Am Freitagmittag hatte die Polizei in Amtshilfe für die Ausländerbehörde überraschend damit begonnen, in mehreren Stadtteilen gezielt Schwarzafrikaner an vermeintlichen Treffpunkten zu kontrollieren. Ziel der Maßnahme ist es, die rund 300 libyschen Kriegsflüchtlinge der Lampedusa-Gruppe, die Anfang des Jahres mit italienischen EU-Papieren an der Elbe gestrandet sind, aufzustöbern und erkennungsdienstlich zwecks „Rückführung“ zu registrieren.

Vor allem die Region um Mahnwache und St.-Pauli-Kirche waren Ziel der Kontrollen.
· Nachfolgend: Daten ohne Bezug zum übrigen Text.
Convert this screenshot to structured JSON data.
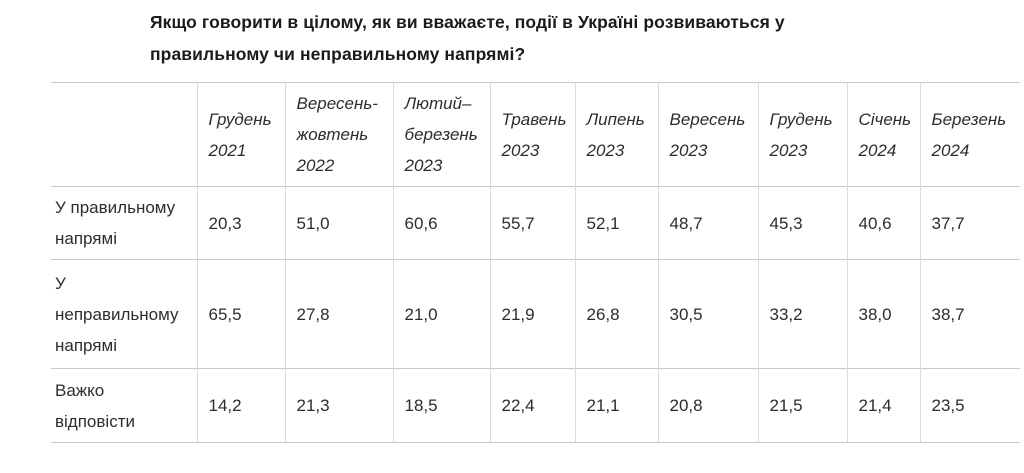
{
  "title": "Якщо говорити в цілому, як ви вважаєте, події в Україні розвиваються у правильному чи неправильному напрямі?",
  "colors": {
    "background": "#ffffff",
    "title_text": "#1b1b1b",
    "body_text": "#2d2d2d",
    "border_horizontal": "#c8c8c8",
    "border_vertical": "#dadada"
  },
  "table": {
    "corner_label": "",
    "columns": [
      "Грудень 2021",
      "Вересень-жовтень 2022",
      "Лютий–березень 2023",
      "Травень 2023",
      "Липень 2023",
      "Вересень 2023",
      "Грудень 2023",
      "Січень 2024",
      "Березень 2024"
    ],
    "rows": [
      {
        "label": "У правильному напрямі",
        "values": [
          "20,3",
          "51,0",
          "60,6",
          "55,7",
          "52,1",
          "48,7",
          "45,3",
          "40,6",
          "37,7"
        ]
      },
      {
        "label": "У неправильному напрямі",
        "values": [
          "65,5",
          "27,8",
          "21,0",
          "21,9",
          "26,8",
          "30,5",
          "33,2",
          "38,0",
          "38,7"
        ]
      },
      {
        "label": "Важко відповісти",
        "values": [
          "14,2",
          "21,3",
          "18,5",
          "22,4",
          "21,1",
          "20,8",
          "21,5",
          "21,4",
          "23,5"
        ]
      }
    ]
  },
  "chart_data": {
    "type": "table",
    "title": "Якщо говорити в цілому, як ви вважаєте, події в Україні розвиваються у правильному чи неправильному напрямі?",
    "categories": [
      "Грудень 2021",
      "Вересень-жовтень 2022",
      "Лютий–березень 2023",
      "Травень 2023",
      "Липень 2023",
      "Вересень 2023",
      "Грудень 2023",
      "Січень 2024",
      "Березень 2024"
    ],
    "series": [
      {
        "name": "У правильному напрямі",
        "values": [
          20.3,
          51.0,
          60.6,
          55.7,
          52.1,
          48.7,
          45.3,
          40.6,
          37.7
        ]
      },
      {
        "name": "У неправильному напрямі",
        "values": [
          65.5,
          27.8,
          21.0,
          21.9,
          26.8,
          30.5,
          33.2,
          38.0,
          38.7
        ]
      },
      {
        "name": "Важко відповісти",
        "values": [
          14.2,
          21.3,
          18.5,
          22.4,
          21.1,
          20.8,
          21.5,
          21.4,
          23.5
        ]
      }
    ],
    "value_unit": "percent",
    "notes": "Last column (Березень 2024) is partially clipped at the right edge of the visible table area"
  }
}
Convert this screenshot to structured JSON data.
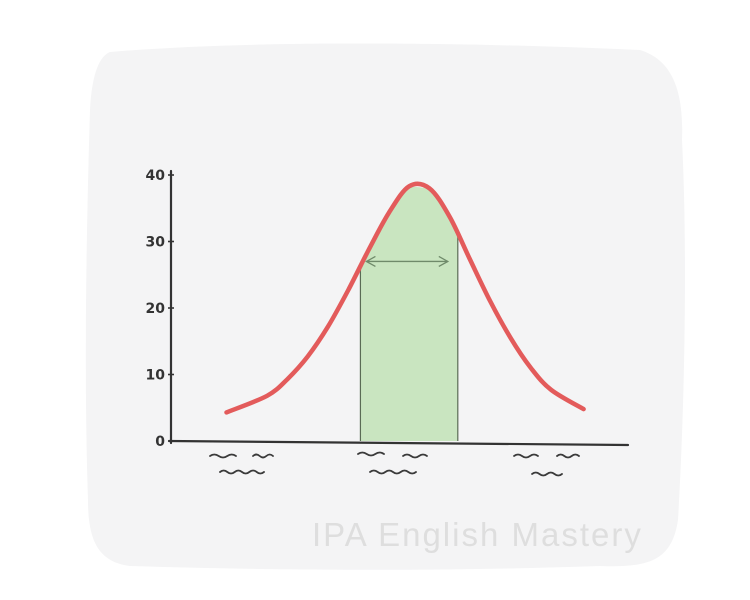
{
  "watermark": "IPA English Mastery",
  "colors": {
    "background_card": "#f4f4f5",
    "curve": "#e35b5b",
    "shade_fill": "#c9e5c0",
    "shade_edge": "#5a6b55",
    "axis": "#333333",
    "arrow": "#6f8a6a"
  },
  "chart_data": {
    "type": "line",
    "title": "",
    "xlabel": "",
    "ylabel": "",
    "ylim": [
      0,
      40
    ],
    "yticks": [
      0,
      10,
      20,
      30,
      40
    ],
    "x_ticklabels": "illegible handwritten squiggles (3 groups)",
    "grid": false,
    "series": [
      {
        "x": [
          -4.5,
          -3.5,
          -3,
          -2.5,
          -2,
          -1.5,
          -1,
          -0.5,
          0,
          0.5,
          1,
          1.5,
          2,
          2.5,
          3,
          3.5,
          4.3
        ],
        "values": [
          4.3,
          6.8,
          9.3,
          12.7,
          17.2,
          22.7,
          28.7,
          34.3,
          38.3,
          38.0,
          33.7,
          27.3,
          21.0,
          15.5,
          11.0,
          7.7,
          4.8
        ]
      }
    ],
    "shaded_region": {
      "x_from": -1.2,
      "x_to": 1.2,
      "color": "#c9e5c0"
    },
    "annotation": {
      "type": "double-arrow",
      "x_from": -1.2,
      "x_to": 1.2,
      "y": 27
    }
  }
}
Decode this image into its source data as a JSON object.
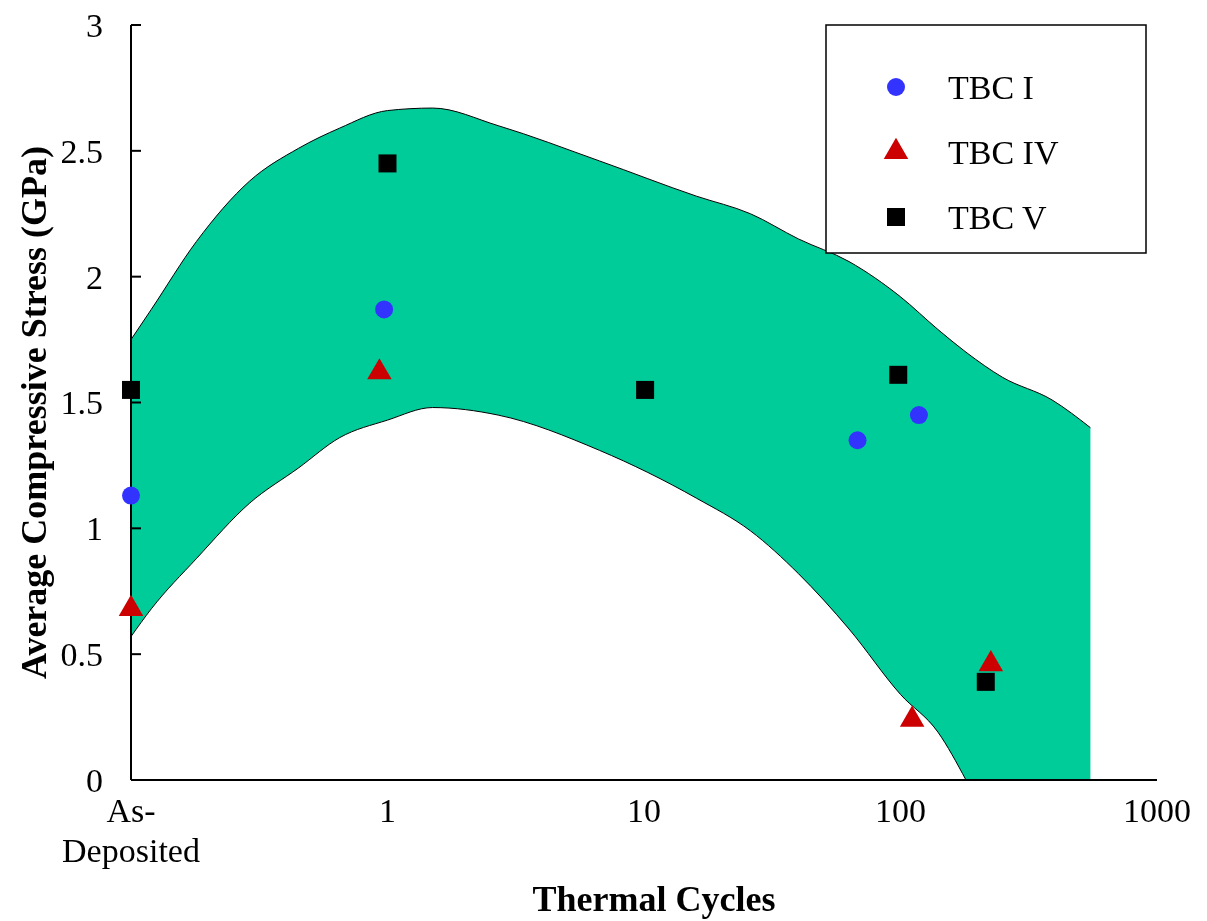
{
  "chart_data": {
    "type": "scatter",
    "xlabel": "Thermal Cycles",
    "ylabel": "Average Compressive Stress (GPa)",
    "log": "x",
    "xlim": [
      0.1,
      1000
    ],
    "ylim": [
      0,
      3
    ],
    "xticks": [
      {
        "value": 0.1,
        "label": "As-Deposited"
      },
      1,
      10,
      100,
      1000
    ],
    "yticks": [
      0,
      0.5,
      1,
      1.5,
      2,
      2.5,
      3
    ],
    "grid": false,
    "legend": "top right",
    "series": [
      {
        "type": "area",
        "color": "#00cc99",
        "x": [
          0.1,
          0.12,
          0.18,
          0.29,
          0.45,
          0.65,
          1,
          1.5,
          2.7,
          6.7,
          16,
          26,
          40,
          63,
          100,
          140,
          180,
          250,
          390,
          550
        ],
        "values": [
          1.75,
          1.87,
          2.14,
          2.38,
          2.51,
          2.59,
          2.66,
          2.67,
          2.6,
          2.46,
          2.32,
          2.25,
          2.15,
          2.06,
          1.92,
          1.79,
          1.7,
          1.6,
          1.51,
          1.4
        ]
      },
      {
        "type": "area",
        "color": "#ffffff",
        "x": [
          0.1,
          0.12,
          0.18,
          0.29,
          0.45,
          0.65,
          1,
          1.5,
          2.7,
          6.7,
          16,
          26,
          40,
          63,
          100,
          140,
          180
        ],
        "values": [
          0.57,
          0.68,
          0.88,
          1.1,
          1.24,
          1.36,
          1.43,
          1.48,
          1.45,
          1.31,
          1.12,
          0.99,
          0.82,
          0.6,
          0.34,
          0.19,
          0
        ]
      },
      {
        "name": "TBC I",
        "color": "#3333ff",
        "marker": "circle",
        "x": [
          0.1,
          0.97,
          68,
          118
        ],
        "values": [
          1.13,
          1.87,
          1.35,
          1.45
        ]
      },
      {
        "name": "TBC IV",
        "color": "#cc0000",
        "marker": "triangle",
        "x": [
          0.1,
          0.93,
          111,
          225
        ],
        "values": [
          0.68,
          1.62,
          0.24,
          0.46
        ]
      },
      {
        "name": "TBC V",
        "color": "#000000",
        "marker": "square",
        "x": [
          0.1,
          1,
          10.1,
          98,
          215
        ],
        "values": [
          1.55,
          2.45,
          1.55,
          1.61,
          0.39
        ]
      }
    ]
  }
}
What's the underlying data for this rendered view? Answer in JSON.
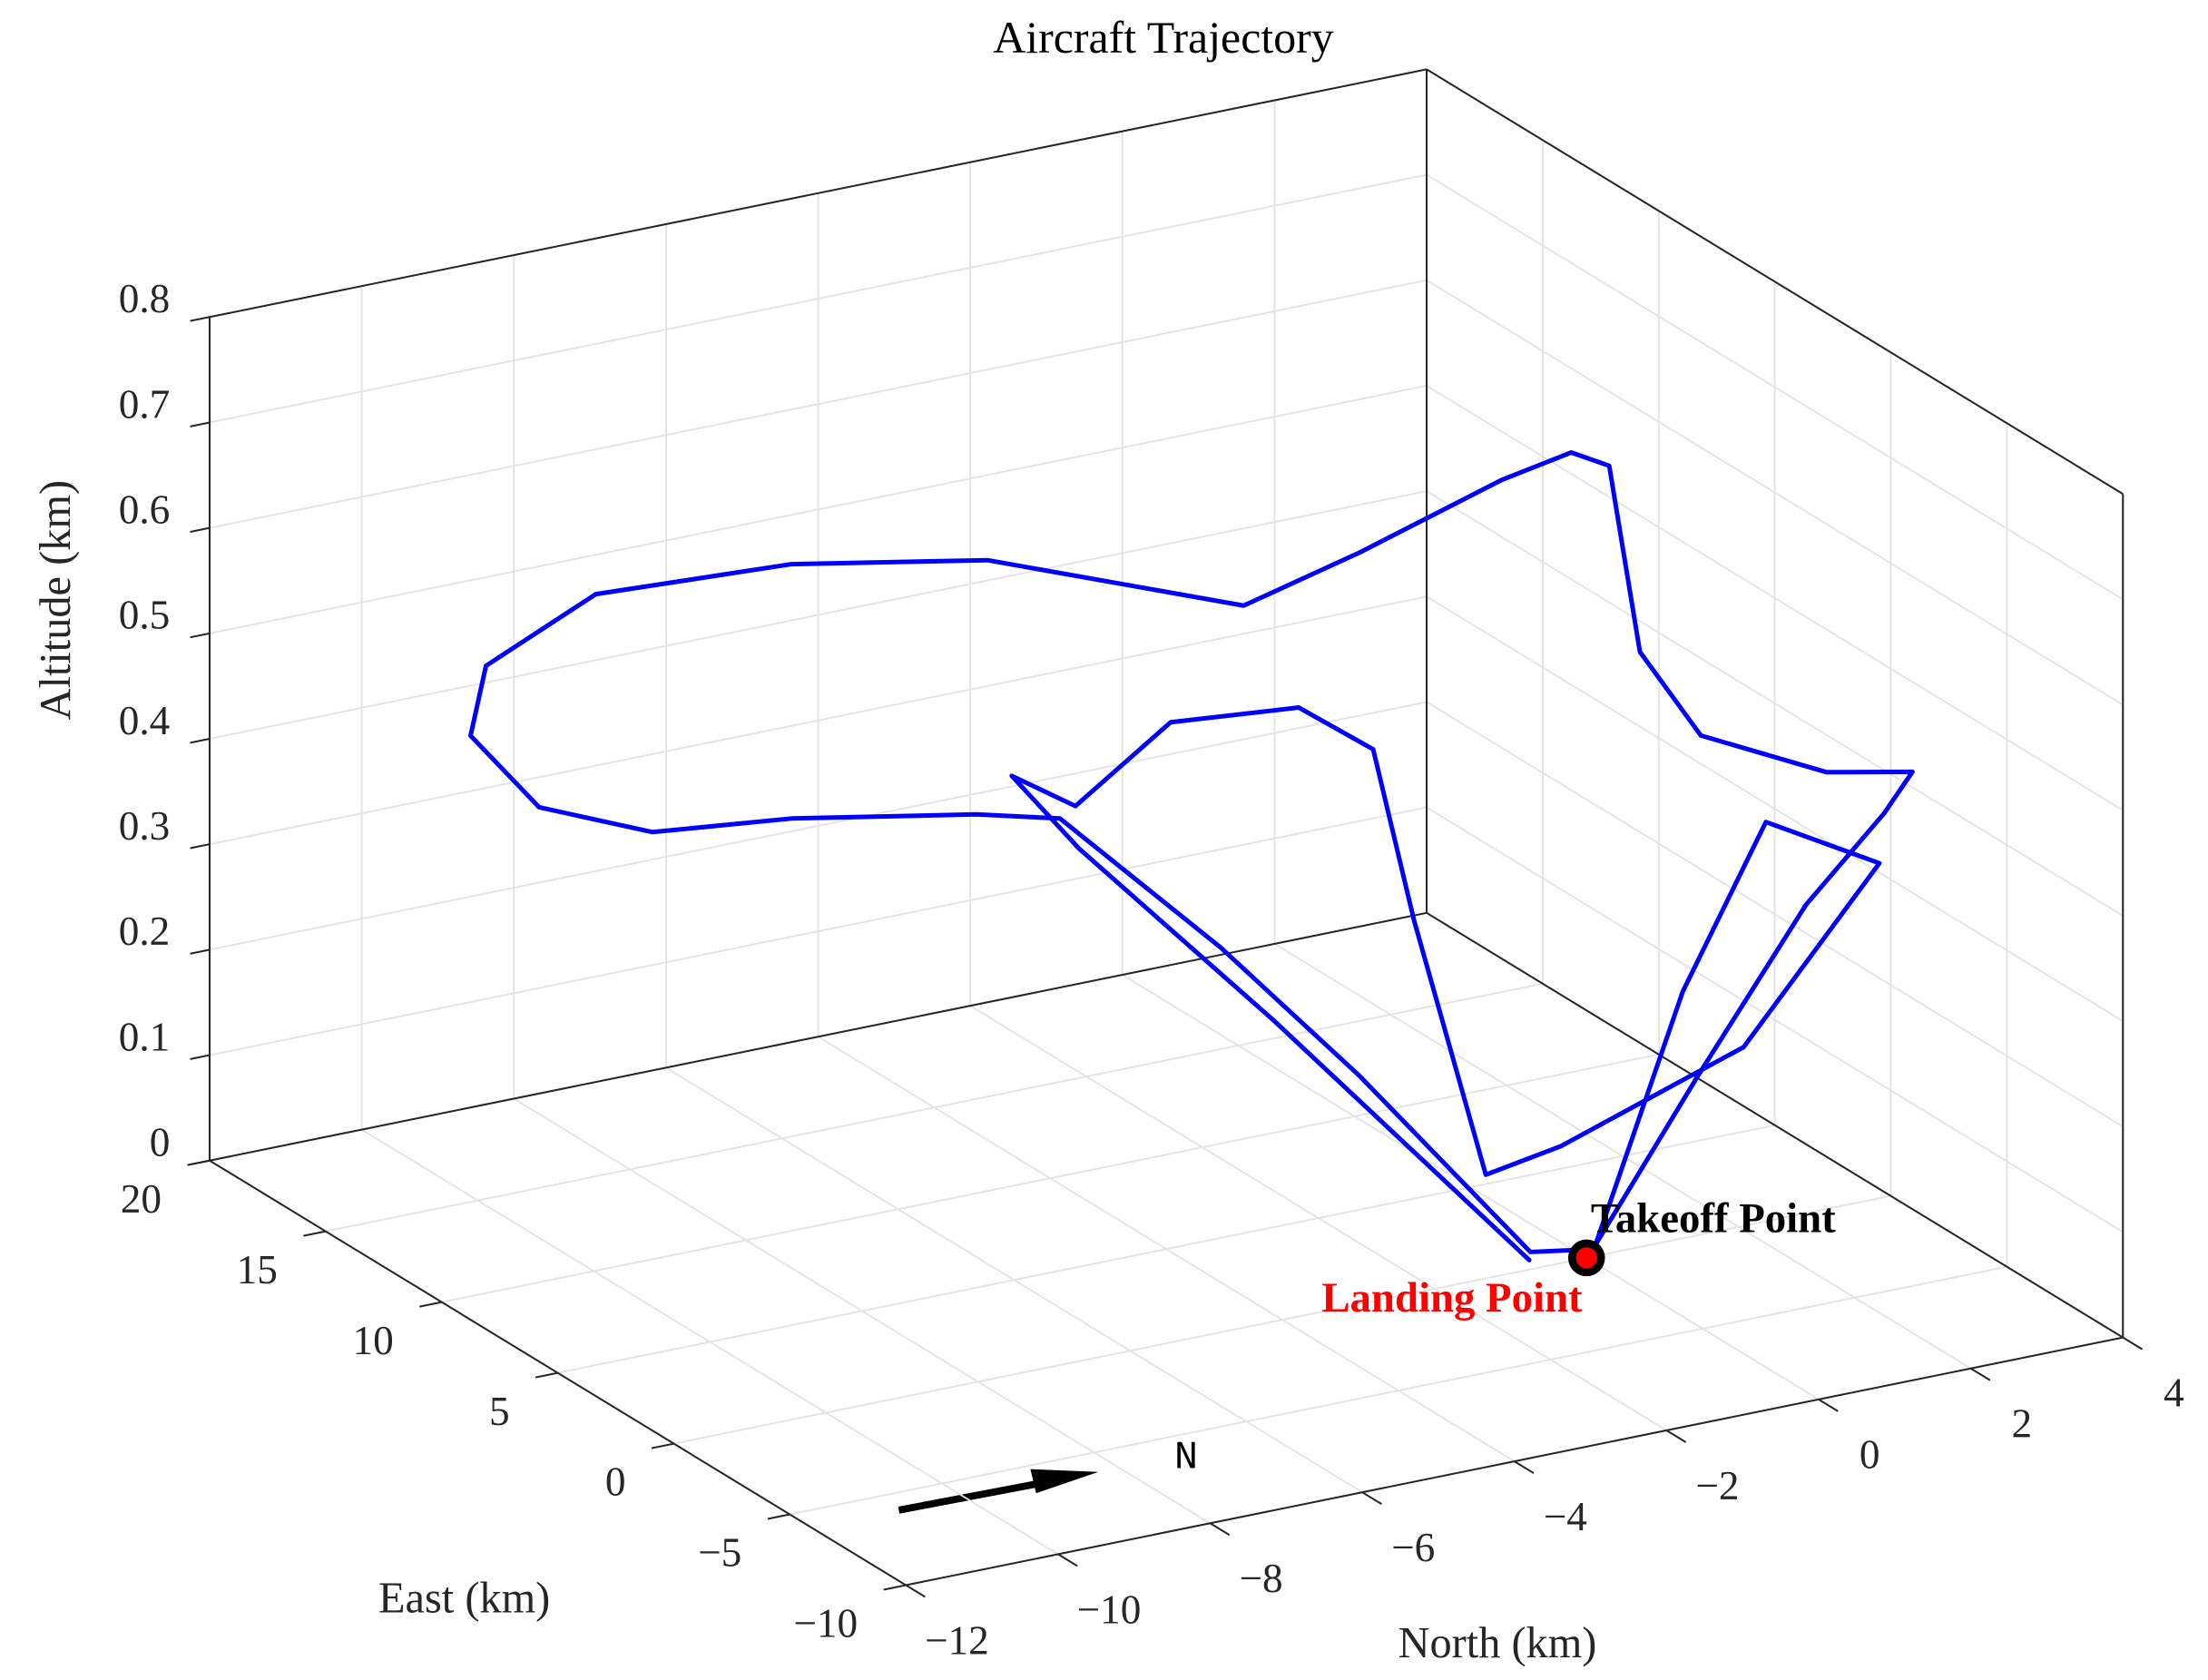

Eine von Innensenator Michael Neumann (SPD) und der Ausländerbehörde anberaumte frühmorgendliche Razzia in der St.-Pauli-Kirche ist indes abgeblasen worden, wie die taz aus Polizeikreisen erfahren hat. Örtliche Einsatzleiter hatten gegen den Plan „remonstriert“, also rechtliche Bedenken im Rahmen der Verhältnismäßigkeit und Menschlichkeit geltend gemacht. Zudem haben sich nach taz-Informationen mehrere Polizisten vor der Aktion wegen Bauchschmerzen krankgemeldet.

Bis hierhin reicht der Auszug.